"Что такое "Бармалей"? " -- спросил Хайме, известный в кругу друзей как Хамóн (Окорок).
Хайме приятель сына. Они знакомы с первого класса. За эти пять-шесть лет мы успели не только познакомиться с его родителями, но и стать свидетелями их развода, потом и развода его отца с мачехой Хайме. Мама Хайме, кубинка, сейчас в Майами на полулегальном положении. А папаша куда-то свалил дней на десять, попросив нас на это время приютить сына.
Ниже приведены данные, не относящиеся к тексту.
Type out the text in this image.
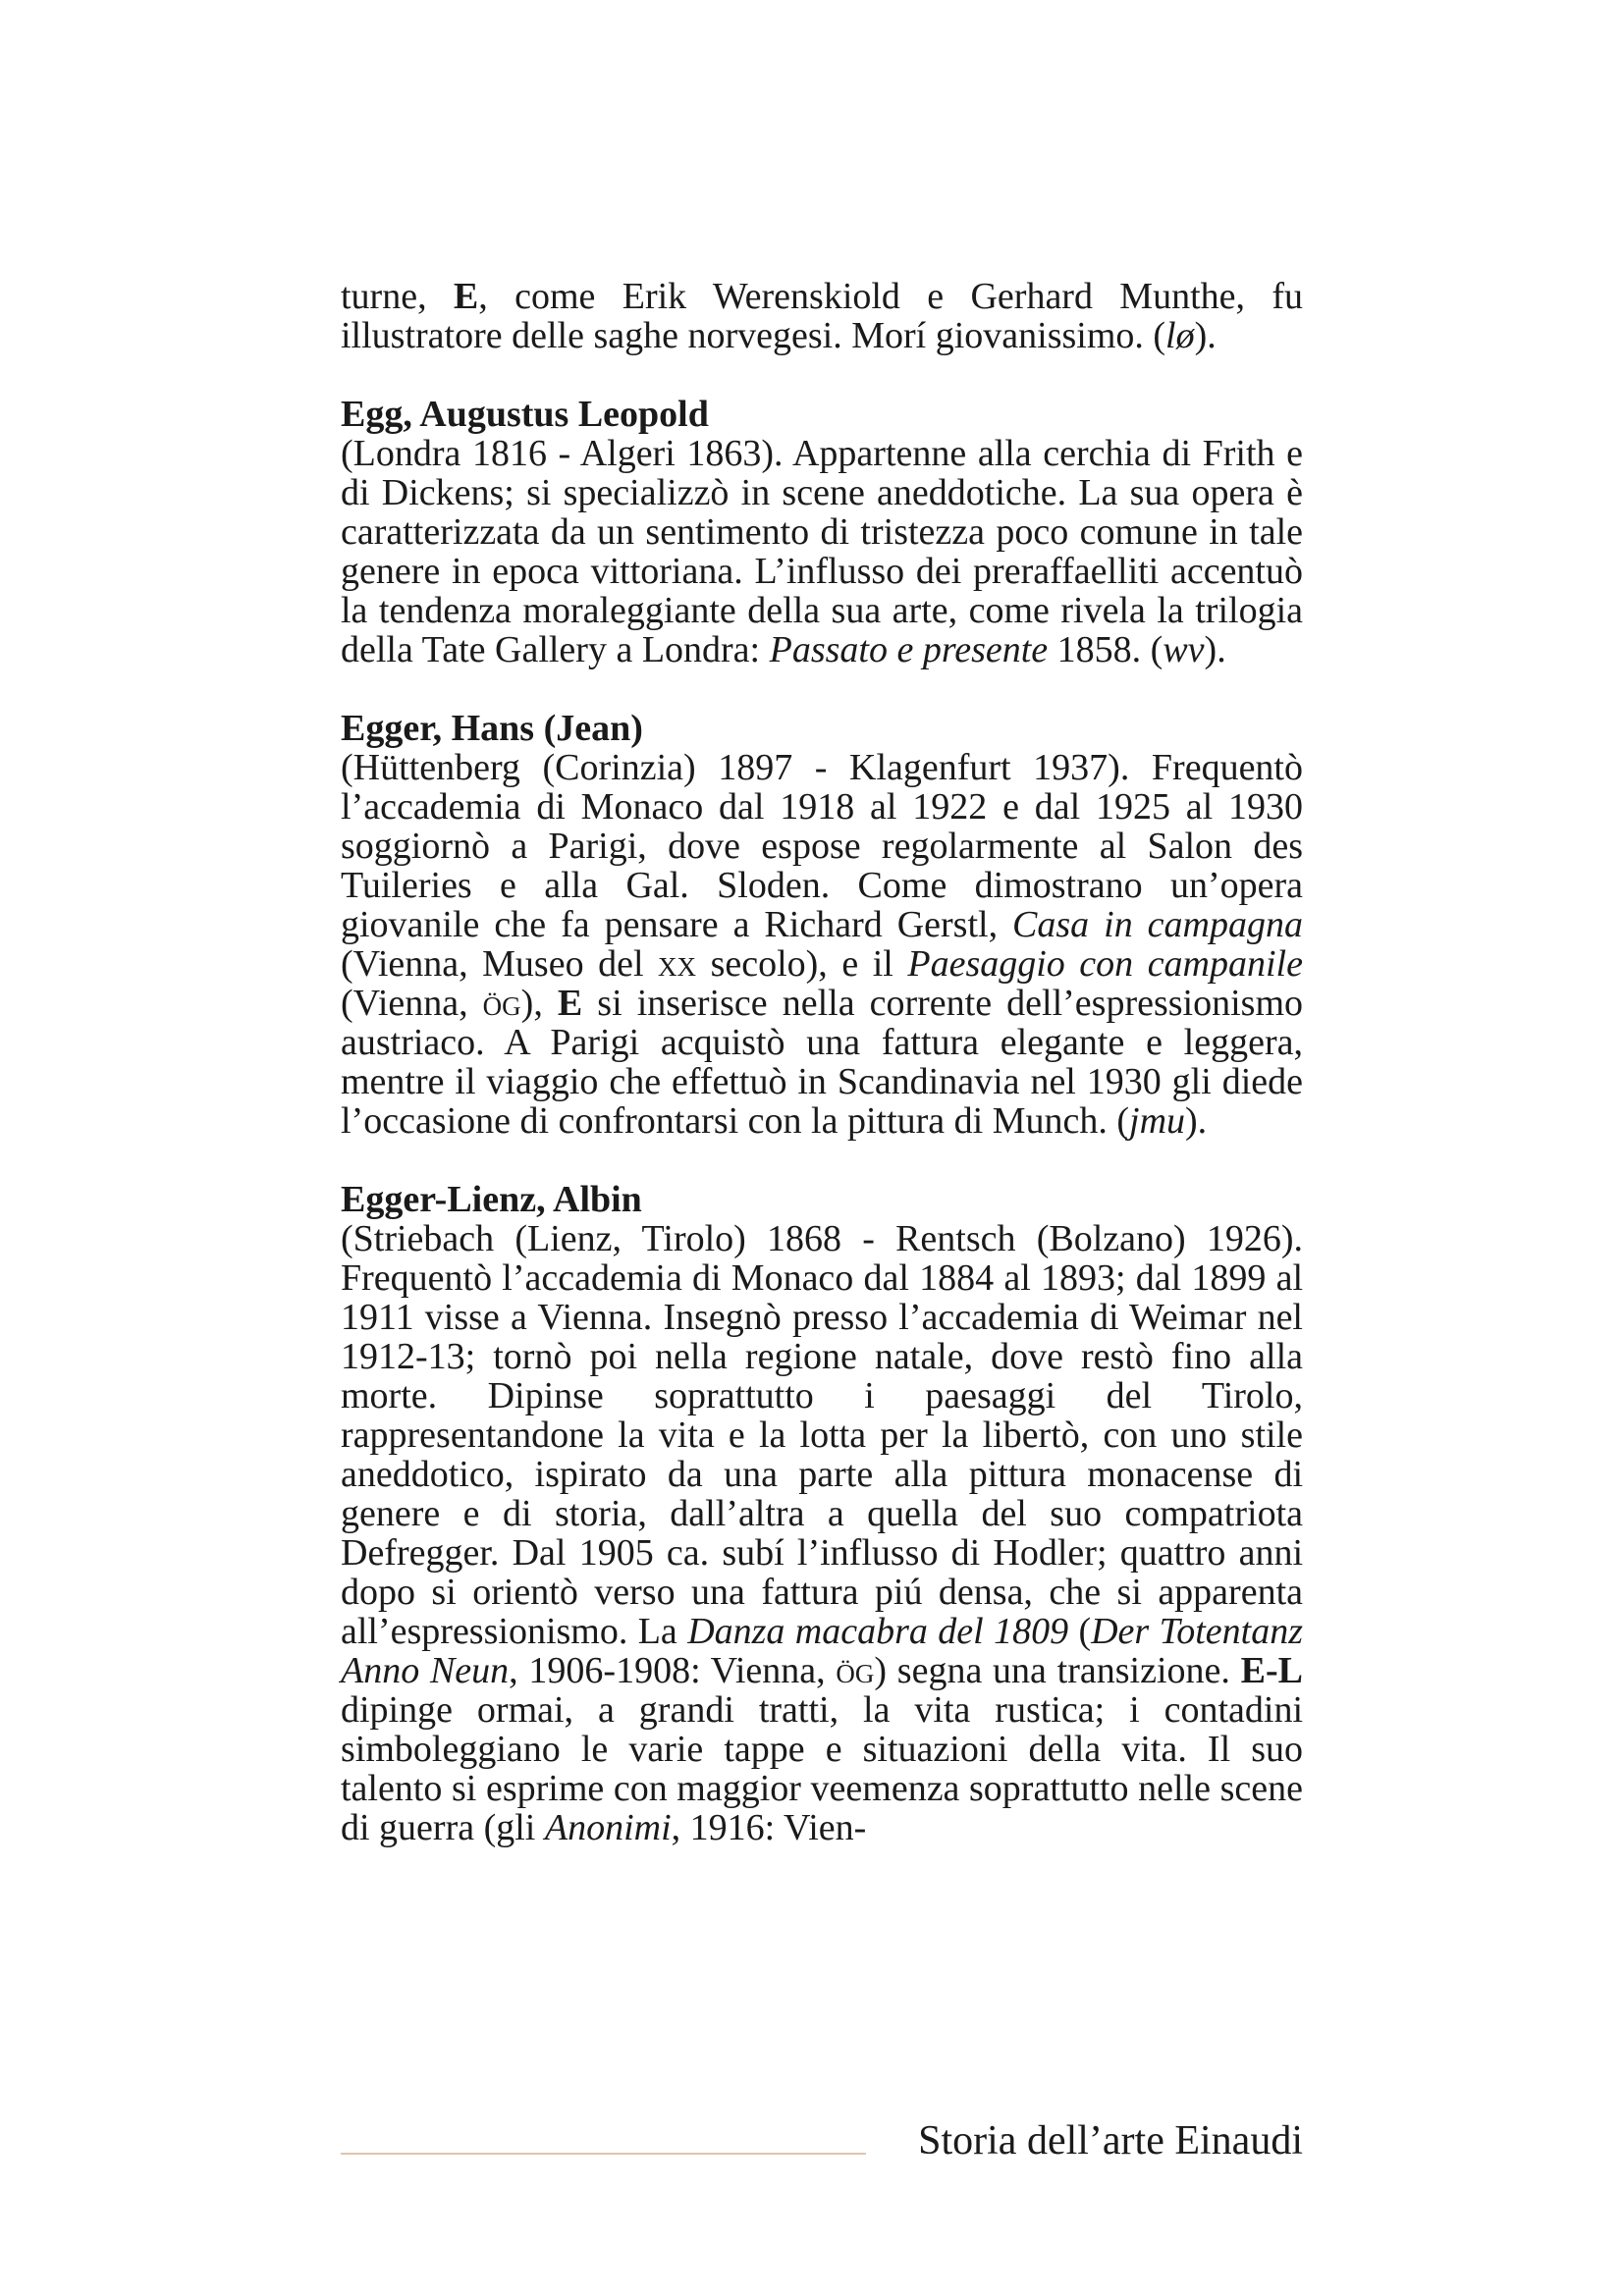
turne, E, come Erik Werenskiold e Gerhard Munthe, fu illustratore delle saghe norvegesi. Morí giovanissimo. (lø).

Egg, Augustus Leopold

(Londra 1816 - Algeri 1863). Appartenne alla cerchia di Frith e di Dickens; si specializzò in scene aneddotiche. La sua opera è caratterizzata da un sentimento di tristezza poco comune in tale genere in epoca vittoriana. L’influsso dei preraffaelliti accentuò la tendenza moraleggiante della sua arte, come rivela la trilogia della Tate Gallery a Londra: Passato e presente 1858. (wv).

Egger, Hans (Jean)

(Hüttenberg (Corinzia) 1897 - Klagenfurt 1937). Frequentò l’accademia di Monaco dal 1918 al 1922 e dal 1925 al 1930 soggiornò a Parigi, dove espose regolarmente al Salon des Tuileries e alla Gal. Sloden. Come dimostrano un’opera giovanile che fa pensare a Richard Gerstl, Casa in campagna (Vienna, Museo del xx secolo), e il Paesaggio con campanile (Vienna, ög), E si inserisce nella corrente dell’espressionismo austriaco. A Parigi acquistò una fattura elegante e leggera, mentre il viaggio che effettuò in Scandinavia nel 1930 gli diede l’occasione di confrontarsi con la pittura di Munch. (jmu).

Egger-Lienz, Albin

(Striebach (Lienz, Tirolo) 1868 - Rentsch (Bolzano) 1926). Frequentò l’accademia di Monaco dal 1884 al 1893; dal 1899 al 1911 visse a Vienna. Insegnò presso l’accademia di Weimar nel 1912-13; tornò poi nella regione natale, dove restò fino alla morte. Dipinse soprattutto i paesaggi del Tirolo, rappresentandone la vita e la lotta per la libertò, con uno stile aneddotico, ispirato da una parte alla pittura monacense di genere e di storia, dall’altra a quella del suo compatriota Defregger. Dal 1905 ca. subí l’influsso di Hodler; quattro anni dopo si orientò verso una fattura piú densa, che si apparenta all’espressionismo. La Danza macabra del 1809 (Der Totentanz Anno Neun, 1906-1908: Vienna, ög) segna una transizione. E-L dipinge ormai, a grandi tratti, la vita rustica; i contadini simboleggiano le varie tappe e situazioni della vita. Il suo talento si esprime con maggior veemenza soprattutto nelle scene di guerra (gli Anonimi, 1916: Vien-

Storia dell’arte Einaudi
У Хайме сильный тик, и вообще не все в порядке с нервами. В прошлые наши контакты я обратил внимание, что весь жизненный опыт у него из фильмов ужасов, которыми папаша его не ограничивал. Любая тема наших разговоров стандартно у него вызывала реакцию: "А я вот в одном кино про зомби видел..."
Накануне, сын, проснувшись и навестив Хайме, обнаружил последнего стоящим, зажмуривая глаза обеими руками, посреди спальни со всеми включеными осветительными приборами.
Про Бармалея он спросил потому, что мы только что по-русски что-то прокоментировали сыну, упомянув Бармалея.
И вот тут мы с женой, наперебой, бросились объяснять ребенку про Бармалея.
--Это такой сказочный персонаж... хахаха... Он бегает по Африке и кушает детей... хахаха.
Лучше всего на испанский перевелось то, что Бармалею не надо ни мармелада, ни шоколада, там даже рифма наметилась: "ni ate, no chocolate".
Вот тут бы мне надо было бы сразу вспомнить
Жванецкого, как тот изображал воображаемого американского продюсера: "Сегодня по три, а вчера по пять? И что, смеются?"
Но, как говорили классики, Остапа несло.
В какой-то момент ребенок сам попытался установить связь с нерадивыми рассказчиками:
-- Это сказка типа про "Ганзель и Гретель"? - спросил он.
-- Да нет! -- все более распалялся я и, представив себе вопли ведьмы из печки, когда за ней закрыли заслонку, добавил -- "Ганзель и Гретель" это унылая, злая сказка! А вот "Бармалей"...
И чем дальше продолжали мы с женой перебивать друг друга, тем больше круглели глаза у мальчика, и нечего кроме ассоциаций, связанных с просмотренными когда-то ужастиками в них не отражалось.
-- Этот Бармалей схватил Машеньку и Сашеньку, связал и стал разжигать костер, чтобы зажарить...
И дальше мы адаптировали эти имена на привычный испанскому уху лад. В испанском, с уменьшительными суфиксами дело обстоит хреновато, так что Машенька у нас стала Марией. А Сашеньку оставлять Сашей было никак нельзя, так как по-испански это женское имя. Пришлось вторично перекрестить его в Алекса.
Тут прилетел Айболит ("доктóр Ай-долóр") и Бармалей его зашвырнул в костер.
Конец про гориллу с крокодилом, и про последующее перевоспитание Бармалея в животе у крокодила, у наш получился совсем скомканным: Хайме стал проявлять явные признаки беспокойства и под каким-то предлогом незаметно улизнул, пока мы с женой продолжали увлеченно обсуждать как то или иное выражение перевести поточнее.
Самое удивительным, необъяснимым, совершенно фрейдистским фокусом, оказалось то, как мы, ничтоже сумняшеся, одновременно с женой перекрестили Танечку и Ванечку в Машеньку и Сашеньку!
Позже на мысленном разборе полетов, я вдруг мысленно хлопнул себя по лбу: "Ну почему, почему Машенька и Сашенька?"
В этот момент мне тут же захотелось схватить чемодан и уехать в Баден-Баден.